2 Corinthiens 1 :3,4 − Béni soit Dieu, le Père de notre Seigneur Jésus-Christ, le Père des miséricordes et le Dieu de toute consolation, qui nous console dans toutes nos afflictions, afin que, par la consolation dont nous sommes l’objet de la part de Dieu, nous puissions consoler ceux qui se trouvent dans quelque affliction !
Ecclésiaste 3:1-4 − Il y a un temps pour tout, un temps pour toute chose sous les cieux : un temps pour naître, et un temps pour mourir; un temps pour planter, et un temps pour arracher ce qui a été planté; un temps pour tuer, et un temps pour guérir; un temps pour abattre, et un temps pour bâtir;  un temps pour pleurer, et un temps pour rire; un temps pour se lamenter, et un temps pour danser.
Psaume 25:16-18 − Regarde-moi et aie pitié de moi, Car je suis abandonné et malheureux. Les angoisses de mon coeur augmentent ; Tire-moi de ma détresse. Vois ma misère et ma peine, Et pardonne tous mes péchés.
Psaume 23:4 − Quand je marche dans la vallée de l’ombre de la mort, Je ne crains aucun mal, car tu es avec moi: Ta houlette et ton bâton me rassurent.
Jean 14:1-3 − Que votre coeur ne se trouble point. Croyez en Dieu, et croyez en moi. Il y a plusieurs demeures dans la maison de mon Père. Si cela n’était pas, je vous l’aurais dit. Je vais vous préparer une place. Et, lorsque je m’en serai allé, et que je vous aurai préparé une place, je reviendrai, et je vous prendrai avec moi, afin que là où je suis vous y soyez aussi.
Exode 3:7 − L’Eternel dit : J’ai vu la souffrance de mon peuple qui est en Egypte, et j’ai entendu les cris que lui font pousser ses oppresseurs, car je connais ses douleurs.
1 Samuel 1:15-17 − Anne répondit : Non, mon seigneur, je suis une femme qui souffre en son coeur, et je n’ai bu ni vin ni boisson enivrante; mais je répandais mon âme devant l’Eternel. Ne prends pas ta servante pour une femme pervertie, car c’est l’excès de ma douleur et de mon chagrin qui m’a fait parler jusqu’à présent. Eli reprit la parole, et dit : Va en paix, et que le Dieu d’Israël exauce la prière que tu lui as adressée !
Psaume 22:25 − Car il n’a ni mépris ni dédain pour les peines du misérable, Et il ne lui cache point sa face; Mais il l’écoute quand il crie à lui.



mardi 6 novembre 2018

7 NOVEMBRE - 10 ANS ! ET DIEU DANS TOUT CA ?!


Éloignée de Dieu à l'époque où est survenue l'épreuve de la perte de mon bébé, j'ai nourri la révolte et la rébellion envers Lui.
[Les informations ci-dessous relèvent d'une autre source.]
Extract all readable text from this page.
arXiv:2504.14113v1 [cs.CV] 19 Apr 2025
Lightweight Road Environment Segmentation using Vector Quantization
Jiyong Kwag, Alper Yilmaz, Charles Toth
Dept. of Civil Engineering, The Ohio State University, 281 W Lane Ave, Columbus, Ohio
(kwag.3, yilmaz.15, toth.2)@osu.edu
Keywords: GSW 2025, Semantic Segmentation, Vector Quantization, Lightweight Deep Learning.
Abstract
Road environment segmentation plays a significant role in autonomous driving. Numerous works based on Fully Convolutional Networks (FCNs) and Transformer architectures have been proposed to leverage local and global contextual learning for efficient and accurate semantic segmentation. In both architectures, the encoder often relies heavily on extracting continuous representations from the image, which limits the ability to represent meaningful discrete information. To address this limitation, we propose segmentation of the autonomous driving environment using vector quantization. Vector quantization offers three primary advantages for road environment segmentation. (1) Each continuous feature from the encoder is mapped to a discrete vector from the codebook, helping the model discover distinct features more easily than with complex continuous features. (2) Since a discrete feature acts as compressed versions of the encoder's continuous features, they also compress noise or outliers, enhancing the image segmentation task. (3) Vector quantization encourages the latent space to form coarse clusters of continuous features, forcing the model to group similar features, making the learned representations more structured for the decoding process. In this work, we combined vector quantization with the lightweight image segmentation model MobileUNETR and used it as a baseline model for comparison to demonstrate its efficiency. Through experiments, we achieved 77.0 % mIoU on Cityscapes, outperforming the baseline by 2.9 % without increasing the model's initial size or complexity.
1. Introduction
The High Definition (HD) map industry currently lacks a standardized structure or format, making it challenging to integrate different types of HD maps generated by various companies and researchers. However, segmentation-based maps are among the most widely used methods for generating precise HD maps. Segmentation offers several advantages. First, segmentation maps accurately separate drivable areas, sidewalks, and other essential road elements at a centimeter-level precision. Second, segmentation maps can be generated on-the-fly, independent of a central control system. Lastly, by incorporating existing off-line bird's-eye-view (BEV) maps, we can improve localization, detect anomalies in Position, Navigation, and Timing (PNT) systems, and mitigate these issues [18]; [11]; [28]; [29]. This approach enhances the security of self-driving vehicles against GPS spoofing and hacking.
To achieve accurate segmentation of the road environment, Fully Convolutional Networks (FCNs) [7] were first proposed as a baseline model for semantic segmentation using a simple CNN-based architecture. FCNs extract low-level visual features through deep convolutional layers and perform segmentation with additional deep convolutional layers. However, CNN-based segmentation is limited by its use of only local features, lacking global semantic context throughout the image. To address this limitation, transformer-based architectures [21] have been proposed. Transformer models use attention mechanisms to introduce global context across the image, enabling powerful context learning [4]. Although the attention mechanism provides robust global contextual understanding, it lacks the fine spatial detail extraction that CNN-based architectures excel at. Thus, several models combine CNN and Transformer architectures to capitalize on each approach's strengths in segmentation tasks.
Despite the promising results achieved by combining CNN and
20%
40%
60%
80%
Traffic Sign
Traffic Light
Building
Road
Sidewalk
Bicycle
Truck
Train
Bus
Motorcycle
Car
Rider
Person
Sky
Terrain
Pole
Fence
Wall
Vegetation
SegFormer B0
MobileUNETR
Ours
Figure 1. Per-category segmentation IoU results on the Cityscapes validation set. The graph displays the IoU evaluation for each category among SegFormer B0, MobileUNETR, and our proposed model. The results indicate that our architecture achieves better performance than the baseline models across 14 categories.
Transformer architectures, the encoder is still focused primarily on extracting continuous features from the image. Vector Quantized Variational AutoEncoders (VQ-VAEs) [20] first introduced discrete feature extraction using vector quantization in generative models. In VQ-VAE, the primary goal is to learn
Les années ont passé, je me suis débattue comme j'ai pu, seule. La traversée a été désastreuse.
Durant ma jeunesse, je m'étais délibérément éloignée de Dieu car j'estimais pouvoir faire ma vie sans Lui et me gérer comme une grande. Quelle perte de temps !
Il m'a fallu plus de 7 années, après la perte de ma fille, pour que je réalise que tout ce que je croyais, tout ce que j'avais bâti, était une erreur monumentale.
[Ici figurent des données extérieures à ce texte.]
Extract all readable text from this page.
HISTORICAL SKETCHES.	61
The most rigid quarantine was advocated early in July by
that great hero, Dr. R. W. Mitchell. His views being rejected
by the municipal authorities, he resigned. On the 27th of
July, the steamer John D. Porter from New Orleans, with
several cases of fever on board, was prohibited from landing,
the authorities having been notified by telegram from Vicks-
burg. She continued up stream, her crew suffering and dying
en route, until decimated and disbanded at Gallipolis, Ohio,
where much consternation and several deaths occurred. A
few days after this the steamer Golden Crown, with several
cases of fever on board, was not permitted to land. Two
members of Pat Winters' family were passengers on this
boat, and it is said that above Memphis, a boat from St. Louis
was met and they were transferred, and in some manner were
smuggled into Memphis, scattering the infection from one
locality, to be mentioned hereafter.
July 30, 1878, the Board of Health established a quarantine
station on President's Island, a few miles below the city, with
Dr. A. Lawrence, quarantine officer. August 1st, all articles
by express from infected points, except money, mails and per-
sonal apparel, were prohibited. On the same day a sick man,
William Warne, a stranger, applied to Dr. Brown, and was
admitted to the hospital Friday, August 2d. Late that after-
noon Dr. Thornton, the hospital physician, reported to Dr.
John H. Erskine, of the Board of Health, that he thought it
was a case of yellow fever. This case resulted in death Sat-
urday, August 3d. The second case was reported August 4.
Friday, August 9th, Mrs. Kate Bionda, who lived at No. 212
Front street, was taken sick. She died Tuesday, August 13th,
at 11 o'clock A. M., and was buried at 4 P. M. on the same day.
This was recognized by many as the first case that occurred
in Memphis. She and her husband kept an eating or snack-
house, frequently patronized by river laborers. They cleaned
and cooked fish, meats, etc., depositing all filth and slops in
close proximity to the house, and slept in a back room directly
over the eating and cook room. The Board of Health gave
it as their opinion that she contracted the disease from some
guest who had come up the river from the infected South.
Auparavant, je voyais Dieu comme un dogme moralisateur, un super-être inaccessible. Je n'avais pas expérimenté son Amour Inconditionnel qu'il m'offrait gratuitement.
Je n'expliquerai pas ici les expériences qui ont changé mon rapport au Seigneur, ce n'est pas le lieu, néanmoins, c'est ce changement dans ma vie qui m'a permis de vivre ma souffrance différemment dans cette épreuve du deuil. Dieu a soulagé ma douleur, Il a commencé à panser mon cœur quand je l'ai laissé faire. Il a fait envoler ma rage, ma colère, mon amertume et a réconforté mon âme.
J'ai tant résisté, tant pleuré à vouloir Le tenir éloigné de moi. Je Lui en voulais alors qu'Il n'est pas responsable de mon malheur. Je Lui en voulais de ne pas être intervenu dans cette salle d'accouchement mais j'étais injuste. Avais-je le droit de Lui demander quoi que ce soit, moi qui ne voulais pas de Lui dans ma vie ? Dieu ne force pas les hommes. Nous, les humains, sommes bien vite enclin à l'accuser de nos maux alors que nous ne voulons même pas de Lui dans nos vies. Ne sommes-nous pas hypocrites de crier à Lui quand nous souffrons alors que le reste du temps, nous l'avons laissé à la porte de notre cœur. Dieu ne se réjouit pas de notre malheur, au contraire, Il pleure avec nous. Et quand, enfin nous acceptons d'ouvrir notre cœur à sa Grandeur alors Il opère des miracles en nous. 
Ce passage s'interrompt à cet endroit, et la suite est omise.